Welche Branchen sind besonders betroffen?

„Alle Unternehmen, die mit vielen unterschiedlichen Produkten und Produkteigenschaften und Nutzerkreisen arbeiten, sollten handeln“, erklärt Philipp Reusch. Das Firmen bis zum Beginn der neuen Verordnung dafür gerüstet sind, hält der Jurist für illusorisch. „Kein Unternehmen kann das im Projektmanagement abbilden, oder besitzt die Ressourcen.“ Daher gehe es hier vor allem um Risikogewichtung. Ein Balanceakt zwischen Ordnungswidrigkeit und Strafrecht. Wenn Unternehmen auf Nummer Sicher gehen wollen, lautet die Empfehlung, jetzt schon einmal einen Fall anhand eines Produktes durchzuspielen. Etwa, ob es allen rechtlichen Anforderungen entspricht.

Wer macht sich bei einem Vergehen strafbar?
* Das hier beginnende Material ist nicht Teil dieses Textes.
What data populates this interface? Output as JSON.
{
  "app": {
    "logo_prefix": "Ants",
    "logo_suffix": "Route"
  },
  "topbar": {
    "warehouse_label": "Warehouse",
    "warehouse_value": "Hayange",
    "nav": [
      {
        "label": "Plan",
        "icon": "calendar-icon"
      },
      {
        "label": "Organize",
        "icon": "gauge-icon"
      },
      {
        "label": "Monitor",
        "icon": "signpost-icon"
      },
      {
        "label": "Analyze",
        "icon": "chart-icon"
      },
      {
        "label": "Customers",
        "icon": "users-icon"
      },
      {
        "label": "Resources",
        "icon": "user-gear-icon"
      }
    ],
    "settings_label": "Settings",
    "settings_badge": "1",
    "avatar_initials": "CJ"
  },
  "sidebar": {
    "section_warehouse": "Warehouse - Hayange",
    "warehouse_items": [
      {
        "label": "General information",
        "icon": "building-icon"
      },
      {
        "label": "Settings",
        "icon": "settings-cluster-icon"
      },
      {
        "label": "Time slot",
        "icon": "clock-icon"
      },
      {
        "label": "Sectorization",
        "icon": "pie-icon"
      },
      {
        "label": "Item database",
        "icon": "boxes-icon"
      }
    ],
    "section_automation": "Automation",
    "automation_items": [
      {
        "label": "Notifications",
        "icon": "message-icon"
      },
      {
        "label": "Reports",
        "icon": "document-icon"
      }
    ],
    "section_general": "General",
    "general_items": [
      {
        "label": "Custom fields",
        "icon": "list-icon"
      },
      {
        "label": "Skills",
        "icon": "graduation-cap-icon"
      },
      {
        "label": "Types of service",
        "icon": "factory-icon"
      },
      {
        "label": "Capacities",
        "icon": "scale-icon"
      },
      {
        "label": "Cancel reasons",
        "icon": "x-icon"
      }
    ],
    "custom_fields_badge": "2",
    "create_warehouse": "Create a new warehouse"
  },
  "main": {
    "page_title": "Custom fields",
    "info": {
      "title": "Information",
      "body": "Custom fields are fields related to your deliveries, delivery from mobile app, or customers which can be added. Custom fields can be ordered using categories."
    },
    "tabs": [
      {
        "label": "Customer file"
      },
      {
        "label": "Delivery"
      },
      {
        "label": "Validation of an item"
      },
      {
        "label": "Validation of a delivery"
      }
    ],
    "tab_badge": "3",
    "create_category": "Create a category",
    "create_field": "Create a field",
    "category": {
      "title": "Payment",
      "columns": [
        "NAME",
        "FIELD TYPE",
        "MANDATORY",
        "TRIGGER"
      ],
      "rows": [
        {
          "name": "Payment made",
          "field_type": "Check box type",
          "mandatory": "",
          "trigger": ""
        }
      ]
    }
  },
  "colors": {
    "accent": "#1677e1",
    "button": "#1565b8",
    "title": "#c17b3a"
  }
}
Bislang ist es so: Wenn Unternehmen einen Fehler begehen, dann ist die Ordnungswidrigkeit daraus im Regelfall gegen eine Person gerichtet. Das soll sich nun ändern. Die Idee: Ich bestrafe nicht nur die Einzeltat, sondern ich bestrafe auch die Organisation, die es zugelassen oder eben nicht verhindert hat, dass sowas passiert.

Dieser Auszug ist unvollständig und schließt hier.